This year marks our hotel’s 165 year anniversary and what better way to celebrate than to look back at some of our historical highlights. Our historic hotel is perhaps best known for being located on the original site of a grand Tudor Palace, built by Henry VIII for his new wife, Anne of Cleves. But, did you know that our Grade II listed manor house has been a hotel since 1856?
The Golden Age of Railway Travel
The year is 1846 and Victorian Britain is entering the new railway age. That same year, the mansion house, or Oatlands Park Hotel as we know it today, was auctioned and was divided into building plots following the construction of the London and Southampton Railway through part of the site.

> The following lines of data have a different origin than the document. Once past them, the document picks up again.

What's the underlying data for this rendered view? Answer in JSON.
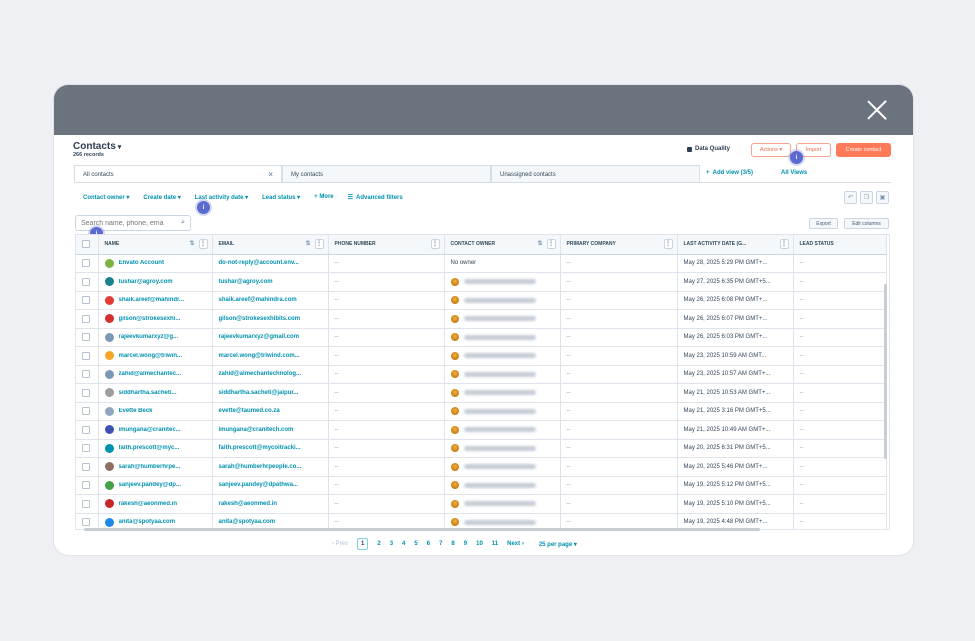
{
  "header": {
    "title": "Contacts",
    "records": "266 records",
    "data_quality": "Data Quality",
    "actions": "Actions",
    "import": "Import",
    "create": "Create contact"
  },
  "tabs": [
    {
      "label": "All contacts"
    },
    {
      "label": "My contacts"
    },
    {
      "label": "Unassigned contacts"
    }
  ],
  "add_view": "Add view (3/5)",
  "all_views": "All Views",
  "filters": {
    "owner": "Contact owner",
    "create_date": "Create date",
    "last_activity": "Last activity date",
    "lead_status": "Lead status",
    "more": "More",
    "advanced": "Advanced filters"
  },
  "search": {
    "placeholder": "Search name, phone, ema"
  },
  "toolbar": {
    "export": "Export",
    "edit_columns": "Edit columns"
  },
  "columns": [
    "NAME",
    "EMAIL",
    "PHONE NUMBER",
    "CONTACT OWNER",
    "PRIMARY COMPANY",
    "LAST ACTIVITY DATE (G...",
    "LEAD STATUS"
  ],
  "rows": [
    {
      "name": "Envato Account",
      "email": "do-not-reply@account.env...",
      "phone": "--",
      "owner": "No owner",
      "company": "--",
      "date": "May 28, 2025 5:29 PM GMT+...",
      "status": "--",
      "avatar": "#7cb342"
    },
    {
      "name": "tushar@agroy.com",
      "email": "tushar@agroy.com",
      "phone": "--",
      "owner": "",
      "company": "--",
      "date": "May 27, 2025 6:35 PM GMT+5...",
      "status": "--",
      "avatar": "#1a7f8e"
    },
    {
      "name": "shaik.areef@mahindr...",
      "email": "shaik.areef@mahindra.com",
      "phone": "--",
      "owner": "",
      "company": "--",
      "date": "May 26, 2025 6:08 PM GMT+...",
      "status": "--",
      "avatar": "#e53935"
    },
    {
      "name": "gilson@strokesexhi...",
      "email": "gilson@strokesexhibits.com",
      "phone": "--",
      "owner": "",
      "company": "--",
      "date": "May 26, 2025 6:07 PM GMT+...",
      "status": "--",
      "avatar": "#d32f2f"
    },
    {
      "name": "rajeevkumarxyz@g...",
      "email": "rajeevkumarxyz@gmail.com",
      "phone": "--",
      "owner": "",
      "company": "--",
      "date": "May 26, 2025 6:03 PM GMT+...",
      "status": "--",
      "avatar": "#7c98b6"
    },
    {
      "name": "marcel.wong@triwin...",
      "email": "marcel.wong@triwind.com...",
      "phone": "--",
      "owner": "",
      "company": "--",
      "date": "May 23, 2025 10:59 AM GMT...",
      "status": "--",
      "avatar": "#f5a623"
    },
    {
      "name": "zahid@almechantec...",
      "email": "zahid@almechantechnolog...",
      "phone": "--",
      "owner": "",
      "company": "--",
      "date": "May 23, 2025 10:57 AM GMT+...",
      "status": "--",
      "avatar": "#7c98b6"
    },
    {
      "name": "siddhartha.sacheti...",
      "email": "siddhartha.sacheti@jaipur...",
      "phone": "--",
      "owner": "",
      "company": "--",
      "date": "May 21, 2025 10:53 AM GMT+...",
      "status": "--",
      "avatar": "#9e9e9e"
    },
    {
      "name": "Evette Beck",
      "email": "evette@taumed.co.za",
      "phone": "--",
      "owner": "",
      "company": "--",
      "date": "May 21, 2025 3:16 PM GMT+5...",
      "status": "--",
      "avatar": "#8fa5c2"
    },
    {
      "name": "imungana@cranitec...",
      "email": "imungana@cranitech.com",
      "phone": "--",
      "owner": "",
      "company": "--",
      "date": "May 21, 2025 10:49 AM GMT+...",
      "status": "--",
      "avatar": "#3f51b5"
    },
    {
      "name": "faith.prescott@myc...",
      "email": "faith.prescott@mycoitracki...",
      "phone": "--",
      "owner": "",
      "company": "--",
      "date": "May 20, 2025 6:31 PM GMT+5...",
      "status": "--",
      "avatar": "#0091ae"
    },
    {
      "name": "sarah@humberhrpe...",
      "email": "sarah@humberhrpeople.co...",
      "phone": "--",
      "owner": "",
      "company": "--",
      "date": "May 20, 2025 5:46 PM GMT+...",
      "status": "--",
      "avatar": "#8d6e63"
    },
    {
      "name": "sanjeev.pandey@dp...",
      "email": "sanjeev.pandey@dpathwa...",
      "phone": "--",
      "owner": "",
      "company": "--",
      "date": "May 19, 2025 5:12 PM GMT+5...",
      "status": "--",
      "avatar": "#43a047"
    },
    {
      "name": "rakesh@aeonmed.in",
      "email": "rakesh@aeonmed.in",
      "phone": "--",
      "owner": "",
      "company": "--",
      "date": "May 19, 2025 5:10 PM GMT+5...",
      "status": "--",
      "avatar": "#c62828"
    },
    {
      "name": "anita@spotyaa.com",
      "email": "anita@spotyaa.com",
      "phone": "--",
      "owner": "",
      "company": "--",
      "date": "May 19, 2025 4:48 PM GMT+...",
      "status": "--",
      "avatar": "#1e88e5"
    }
  ],
  "pager": {
    "prev": "Prev",
    "pages": [
      "1",
      "2",
      "3",
      "4",
      "5",
      "6",
      "7",
      "8",
      "9",
      "10",
      "11"
    ],
    "next": "Next",
    "per_page": "25 per page"
  }
}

Weybridge was quickly becoming a commuter county, therefore it’s no surprise that Oatlands was snapped up at auction by Mr James Watts Peppercorne and a small group of investors, who bought the mansion and its adjoining land for the purpose of converting it into a hotel.
The South Western Hotel
It is said that Mr Peppercorne went bankrupt soon after the purchase, with the sale of the house and the 97 acres going to the South Western Hotel Company. In 1856 the house was then converted to a hotel with Mr Peppercorne as its first manager.
The hotel was remodelled to include a new wing, which today is known as the Tudor Wing, while the glass-roofed dome became the spot to enjoy tea on a summer afternoon.
Famous guests who stayed at the South Western (later Oatlands Park) included popular actress Fanny Kemble, writer Emile Zola, politician Charles Dilke, novelist Anthony Trollope and artist Edward Lear, who’s work included the 9 foot painting the ‘Cedars of Lebanon’.
The Great War
In 1916 Oatlands Park Hotel was requisitioned as a hospital for the New Zealand forces serving in Europe. This is where New Zealand Avenue, between Weybridge and Walton-on-Thames gets its name from.
After the war, the South Western Hotel was sold to Mr M.F. North and Mr R.W. Black, the founders of the North Hotels, and in 1924 the Estate was enlarged to include a second mansion, which has since been demolished.
The Hotel we see today
As the years have passed, the Hotel has been enlarged further, with the extension of the Restaurant and bedrooms above, followed by the Ballroom wing in 1930.
Barclays Associate Hotels owned the hotel for some years until the mid-1980s before Oatlands Investments Ltd acquired the hotel in 1986, restoring and renovating it to a standard, which takes the Oatlands Park Hotel into 2021 and beyond.